Sanders Series Lecture
Mark D. Gross: Design, Making, and Creativity (or Polymaths Unite!)
2017-02-07 12:30 at MaRS Discovery District, Bottom Level
Design, Making, and Creativity (or Polymaths Unite!)
People enjoy making things, as the recently burgeoning “maker movement” shows. While often seen as a vehicle to engage young people in science, technology, engineering and mathematics (STEM), the maker movement presents far wider opportunities to engage people in design and creativity. The new machinery for making things—laser cutters, 3D printers and more—cry out for better tools and technologies for design, and practice making things invites people to become more creative. Some of the most exciting opportunities and powerful insights belong to polymaths who can defy conventional disciplinary boundaries and learn to apply expertise developed in one discipline to others.

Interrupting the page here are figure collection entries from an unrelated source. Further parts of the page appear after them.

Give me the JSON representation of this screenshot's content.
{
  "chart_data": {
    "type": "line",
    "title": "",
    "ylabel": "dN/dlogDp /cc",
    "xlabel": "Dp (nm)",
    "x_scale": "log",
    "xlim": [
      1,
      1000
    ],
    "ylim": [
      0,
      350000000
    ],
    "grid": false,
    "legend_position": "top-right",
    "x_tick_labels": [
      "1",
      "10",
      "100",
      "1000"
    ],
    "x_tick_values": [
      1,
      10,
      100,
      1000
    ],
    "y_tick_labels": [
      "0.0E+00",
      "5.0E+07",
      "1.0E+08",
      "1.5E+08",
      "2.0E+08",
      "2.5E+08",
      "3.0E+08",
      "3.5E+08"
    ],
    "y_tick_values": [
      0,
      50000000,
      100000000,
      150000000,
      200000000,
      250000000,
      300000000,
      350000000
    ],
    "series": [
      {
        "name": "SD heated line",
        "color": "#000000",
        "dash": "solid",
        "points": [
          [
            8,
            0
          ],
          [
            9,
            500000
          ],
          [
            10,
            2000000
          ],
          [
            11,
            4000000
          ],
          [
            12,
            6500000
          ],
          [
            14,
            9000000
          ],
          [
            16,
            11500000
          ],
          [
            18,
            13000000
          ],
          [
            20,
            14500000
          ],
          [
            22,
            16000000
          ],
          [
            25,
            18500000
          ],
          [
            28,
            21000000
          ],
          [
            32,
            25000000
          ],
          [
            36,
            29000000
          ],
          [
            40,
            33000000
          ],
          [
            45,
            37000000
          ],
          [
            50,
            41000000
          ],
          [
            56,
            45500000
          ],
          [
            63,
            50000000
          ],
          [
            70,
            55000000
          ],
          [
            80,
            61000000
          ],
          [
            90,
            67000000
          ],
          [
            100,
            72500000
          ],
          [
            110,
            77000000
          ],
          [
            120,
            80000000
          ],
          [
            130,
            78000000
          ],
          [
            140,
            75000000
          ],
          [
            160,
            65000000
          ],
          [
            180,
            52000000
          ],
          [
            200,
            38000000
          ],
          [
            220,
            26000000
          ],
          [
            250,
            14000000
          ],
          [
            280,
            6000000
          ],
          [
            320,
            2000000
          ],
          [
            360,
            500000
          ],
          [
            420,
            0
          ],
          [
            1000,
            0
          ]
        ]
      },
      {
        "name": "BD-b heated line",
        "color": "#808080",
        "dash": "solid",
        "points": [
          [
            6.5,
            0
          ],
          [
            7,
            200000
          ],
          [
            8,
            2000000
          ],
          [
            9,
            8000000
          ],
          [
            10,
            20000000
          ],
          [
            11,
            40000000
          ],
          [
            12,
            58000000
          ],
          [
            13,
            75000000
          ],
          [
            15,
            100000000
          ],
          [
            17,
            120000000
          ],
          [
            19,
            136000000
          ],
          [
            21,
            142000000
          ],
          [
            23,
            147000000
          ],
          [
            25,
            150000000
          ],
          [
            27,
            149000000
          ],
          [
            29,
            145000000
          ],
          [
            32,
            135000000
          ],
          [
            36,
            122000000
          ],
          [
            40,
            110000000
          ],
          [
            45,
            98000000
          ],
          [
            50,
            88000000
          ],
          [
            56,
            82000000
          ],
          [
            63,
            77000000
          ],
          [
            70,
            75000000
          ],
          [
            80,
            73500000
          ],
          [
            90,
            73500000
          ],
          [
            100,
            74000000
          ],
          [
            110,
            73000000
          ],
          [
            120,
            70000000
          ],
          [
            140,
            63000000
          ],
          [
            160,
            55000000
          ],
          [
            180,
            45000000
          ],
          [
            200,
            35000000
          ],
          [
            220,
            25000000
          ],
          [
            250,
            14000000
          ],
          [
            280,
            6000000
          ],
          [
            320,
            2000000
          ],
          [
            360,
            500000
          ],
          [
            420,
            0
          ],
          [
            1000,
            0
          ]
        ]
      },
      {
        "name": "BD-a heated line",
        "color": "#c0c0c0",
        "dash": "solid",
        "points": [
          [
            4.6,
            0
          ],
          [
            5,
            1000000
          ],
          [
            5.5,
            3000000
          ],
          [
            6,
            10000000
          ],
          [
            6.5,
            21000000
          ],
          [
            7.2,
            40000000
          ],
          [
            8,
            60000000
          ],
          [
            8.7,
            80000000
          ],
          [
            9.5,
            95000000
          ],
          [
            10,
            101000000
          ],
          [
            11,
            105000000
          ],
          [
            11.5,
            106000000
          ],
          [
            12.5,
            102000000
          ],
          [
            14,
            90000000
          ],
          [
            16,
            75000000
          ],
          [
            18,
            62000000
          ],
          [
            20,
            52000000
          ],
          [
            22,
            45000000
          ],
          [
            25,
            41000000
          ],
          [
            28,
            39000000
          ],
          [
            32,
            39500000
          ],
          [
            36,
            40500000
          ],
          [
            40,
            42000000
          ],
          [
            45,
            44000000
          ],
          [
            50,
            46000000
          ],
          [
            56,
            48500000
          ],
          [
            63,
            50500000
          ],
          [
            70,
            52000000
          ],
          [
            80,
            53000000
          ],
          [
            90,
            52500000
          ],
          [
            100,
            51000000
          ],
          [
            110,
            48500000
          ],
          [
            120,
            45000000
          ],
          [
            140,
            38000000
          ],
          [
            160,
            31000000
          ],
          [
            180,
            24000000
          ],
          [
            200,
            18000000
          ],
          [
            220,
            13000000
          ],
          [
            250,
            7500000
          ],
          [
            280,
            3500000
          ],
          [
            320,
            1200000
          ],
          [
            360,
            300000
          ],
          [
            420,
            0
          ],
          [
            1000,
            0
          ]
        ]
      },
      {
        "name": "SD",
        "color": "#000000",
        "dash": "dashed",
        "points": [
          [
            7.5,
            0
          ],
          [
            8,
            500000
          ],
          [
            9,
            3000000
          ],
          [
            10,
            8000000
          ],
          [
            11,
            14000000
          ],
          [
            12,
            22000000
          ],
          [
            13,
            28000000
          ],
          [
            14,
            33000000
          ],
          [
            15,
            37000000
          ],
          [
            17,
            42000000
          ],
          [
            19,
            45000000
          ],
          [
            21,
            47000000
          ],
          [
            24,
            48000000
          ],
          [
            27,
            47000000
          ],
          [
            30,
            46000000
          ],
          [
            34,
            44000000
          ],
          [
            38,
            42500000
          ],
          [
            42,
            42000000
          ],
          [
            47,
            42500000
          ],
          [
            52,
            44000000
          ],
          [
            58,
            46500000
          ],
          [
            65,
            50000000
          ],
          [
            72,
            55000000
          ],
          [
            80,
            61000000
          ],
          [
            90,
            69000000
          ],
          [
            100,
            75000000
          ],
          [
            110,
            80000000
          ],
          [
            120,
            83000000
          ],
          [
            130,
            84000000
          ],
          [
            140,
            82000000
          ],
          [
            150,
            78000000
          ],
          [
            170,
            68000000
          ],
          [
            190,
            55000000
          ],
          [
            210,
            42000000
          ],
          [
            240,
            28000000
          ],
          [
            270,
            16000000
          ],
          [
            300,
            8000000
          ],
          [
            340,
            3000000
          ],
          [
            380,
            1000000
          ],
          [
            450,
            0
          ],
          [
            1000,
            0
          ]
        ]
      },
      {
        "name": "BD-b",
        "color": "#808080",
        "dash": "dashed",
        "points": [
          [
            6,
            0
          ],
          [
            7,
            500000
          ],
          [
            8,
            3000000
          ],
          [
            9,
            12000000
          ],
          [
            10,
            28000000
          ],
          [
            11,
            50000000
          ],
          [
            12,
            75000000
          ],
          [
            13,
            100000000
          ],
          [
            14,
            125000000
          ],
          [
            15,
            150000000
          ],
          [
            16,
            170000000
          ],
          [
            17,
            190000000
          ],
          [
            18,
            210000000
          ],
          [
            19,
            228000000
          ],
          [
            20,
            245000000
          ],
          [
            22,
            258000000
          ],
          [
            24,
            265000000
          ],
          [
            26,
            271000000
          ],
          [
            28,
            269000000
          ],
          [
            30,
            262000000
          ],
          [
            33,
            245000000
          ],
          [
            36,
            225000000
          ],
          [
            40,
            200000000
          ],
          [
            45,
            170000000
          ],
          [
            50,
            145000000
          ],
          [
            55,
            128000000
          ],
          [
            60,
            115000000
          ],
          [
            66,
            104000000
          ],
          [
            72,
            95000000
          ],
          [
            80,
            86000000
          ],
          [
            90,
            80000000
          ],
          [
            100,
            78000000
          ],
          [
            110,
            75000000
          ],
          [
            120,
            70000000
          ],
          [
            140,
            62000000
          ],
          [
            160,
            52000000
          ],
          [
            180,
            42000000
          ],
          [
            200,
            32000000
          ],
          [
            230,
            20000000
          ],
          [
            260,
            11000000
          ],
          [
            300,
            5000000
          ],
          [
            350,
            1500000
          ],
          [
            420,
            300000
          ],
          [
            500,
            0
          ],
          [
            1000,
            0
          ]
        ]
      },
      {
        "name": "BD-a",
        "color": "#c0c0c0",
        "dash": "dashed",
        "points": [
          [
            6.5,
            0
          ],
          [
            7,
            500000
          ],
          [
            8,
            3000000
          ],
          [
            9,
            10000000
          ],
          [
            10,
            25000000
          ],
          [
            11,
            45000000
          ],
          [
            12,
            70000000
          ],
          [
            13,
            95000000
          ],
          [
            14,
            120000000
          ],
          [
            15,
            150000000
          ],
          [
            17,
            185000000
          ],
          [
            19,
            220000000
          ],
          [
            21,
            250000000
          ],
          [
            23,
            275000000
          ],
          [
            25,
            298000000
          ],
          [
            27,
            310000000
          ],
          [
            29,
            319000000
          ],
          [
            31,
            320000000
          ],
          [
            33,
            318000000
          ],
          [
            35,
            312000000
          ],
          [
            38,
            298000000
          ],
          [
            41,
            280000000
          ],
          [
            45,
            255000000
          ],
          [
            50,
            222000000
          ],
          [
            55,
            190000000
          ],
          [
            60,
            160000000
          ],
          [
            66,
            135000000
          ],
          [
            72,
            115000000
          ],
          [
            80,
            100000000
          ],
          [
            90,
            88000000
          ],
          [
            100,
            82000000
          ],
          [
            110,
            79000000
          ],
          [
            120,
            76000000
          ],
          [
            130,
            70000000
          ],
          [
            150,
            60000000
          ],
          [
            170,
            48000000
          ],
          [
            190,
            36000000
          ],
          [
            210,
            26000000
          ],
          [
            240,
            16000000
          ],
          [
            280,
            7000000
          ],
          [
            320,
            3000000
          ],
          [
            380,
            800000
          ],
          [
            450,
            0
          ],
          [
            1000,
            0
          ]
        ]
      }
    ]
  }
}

I’m director of the ATLAS Institute and professor of computer science at University of Colorado Boulder. I’m also co-founder of Modular Robotics Incorporated and Blank Slate Systems with former PhD students. Previously I was on the faculty at Carnegie Mellon University and the University of Washington Seattle; before that I worked at Atari Cambridge Research, Logo Computer Systems, Kurzweil Computer Systems, the MIT Logo Lab and the Architecture Machine Group. Once upon a time I studied architecture at MIT, where I became fascinated with how design works, and how computational tools could support designing. I still am.
I’ve worked on many different things: intelligent computer aided design, virtual environments and design simulation, modular robotics and computationally enhanced construction kits and craft, tangible interaction design, sketch and diagram recognition, digital fabrication and more.